Joska doet open en ziet haar vriendin Kristel staan. ,,Zo, jij hebt het heet’’, knikt Kristel naar het shirtje zonder mouw dat Joska draagt.
,,Ja, door de houtkachel hoef ik niet meer kleding aan binnen.’’
,,Hee die tattoo is mooi geheeld. Lijkt ook echt goed op Idra.’’
,,Echt hè, ik ben er hartstikke blij mee.’’
,,Ik kom je aan iemand voorstellen’’, zegt Kristel met een lachje om haar mond. Ze maakt een kort geluid, als teken, waarop vanaf de zijkant van het huis een mooie Mechelse herder aan komt lopen. Hij gaat keurig naast Kristel zitten en kijkt Joska nieuwsgierig aan.
,,Dit is Bo.
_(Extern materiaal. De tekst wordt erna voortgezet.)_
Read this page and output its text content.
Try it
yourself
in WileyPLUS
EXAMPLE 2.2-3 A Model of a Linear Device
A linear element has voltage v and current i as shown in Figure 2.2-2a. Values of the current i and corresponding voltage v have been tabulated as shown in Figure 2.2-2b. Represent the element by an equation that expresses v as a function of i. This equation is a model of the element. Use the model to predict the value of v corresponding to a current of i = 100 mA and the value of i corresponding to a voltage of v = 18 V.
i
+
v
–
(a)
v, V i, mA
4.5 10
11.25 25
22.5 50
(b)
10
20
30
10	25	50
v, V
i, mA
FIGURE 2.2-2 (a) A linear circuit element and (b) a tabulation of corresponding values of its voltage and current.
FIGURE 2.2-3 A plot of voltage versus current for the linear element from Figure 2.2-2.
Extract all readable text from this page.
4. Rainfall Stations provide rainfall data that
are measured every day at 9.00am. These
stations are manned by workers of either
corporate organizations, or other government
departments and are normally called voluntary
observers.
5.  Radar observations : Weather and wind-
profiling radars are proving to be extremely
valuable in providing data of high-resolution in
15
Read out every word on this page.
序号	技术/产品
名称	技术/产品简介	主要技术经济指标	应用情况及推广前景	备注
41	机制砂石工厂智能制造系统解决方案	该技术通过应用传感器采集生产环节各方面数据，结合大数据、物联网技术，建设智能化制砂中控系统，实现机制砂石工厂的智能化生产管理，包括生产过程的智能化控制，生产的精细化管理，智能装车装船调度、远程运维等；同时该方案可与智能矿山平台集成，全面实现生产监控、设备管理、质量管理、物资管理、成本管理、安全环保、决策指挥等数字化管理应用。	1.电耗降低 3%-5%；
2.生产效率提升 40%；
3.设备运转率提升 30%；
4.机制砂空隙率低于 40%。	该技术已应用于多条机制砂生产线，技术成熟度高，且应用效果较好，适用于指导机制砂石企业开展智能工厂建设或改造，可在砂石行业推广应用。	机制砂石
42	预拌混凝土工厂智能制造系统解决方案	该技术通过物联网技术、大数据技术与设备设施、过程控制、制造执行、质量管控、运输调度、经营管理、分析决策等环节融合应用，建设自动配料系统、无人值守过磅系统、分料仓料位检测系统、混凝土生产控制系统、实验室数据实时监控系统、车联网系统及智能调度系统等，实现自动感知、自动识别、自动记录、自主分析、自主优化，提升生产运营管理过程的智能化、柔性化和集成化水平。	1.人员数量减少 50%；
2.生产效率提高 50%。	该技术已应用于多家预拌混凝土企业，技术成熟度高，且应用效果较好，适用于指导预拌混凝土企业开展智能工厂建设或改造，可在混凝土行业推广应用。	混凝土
Bo is afgekeurd als diensthond, maar mankeert verder niks. Het is een hartstikke lieve hond. Zijn trainer heeft al een paar herders in huis en zoekt eigenlijk een ander onderkomen voor hem. Ik denk dat hij de perfecte match voor je is.’’
Joska doet een stap naar voren. Pas nu merkt ze hoe haar hart sneller is gaan kloppen. Ze voelt hoe de aanblik van de hond allerlei luikjes in haar opent en haar zintuigen op scherp zet. Als ze naar hem reikt, begint Bo haar te likken. Drie keer op haar linkerhand.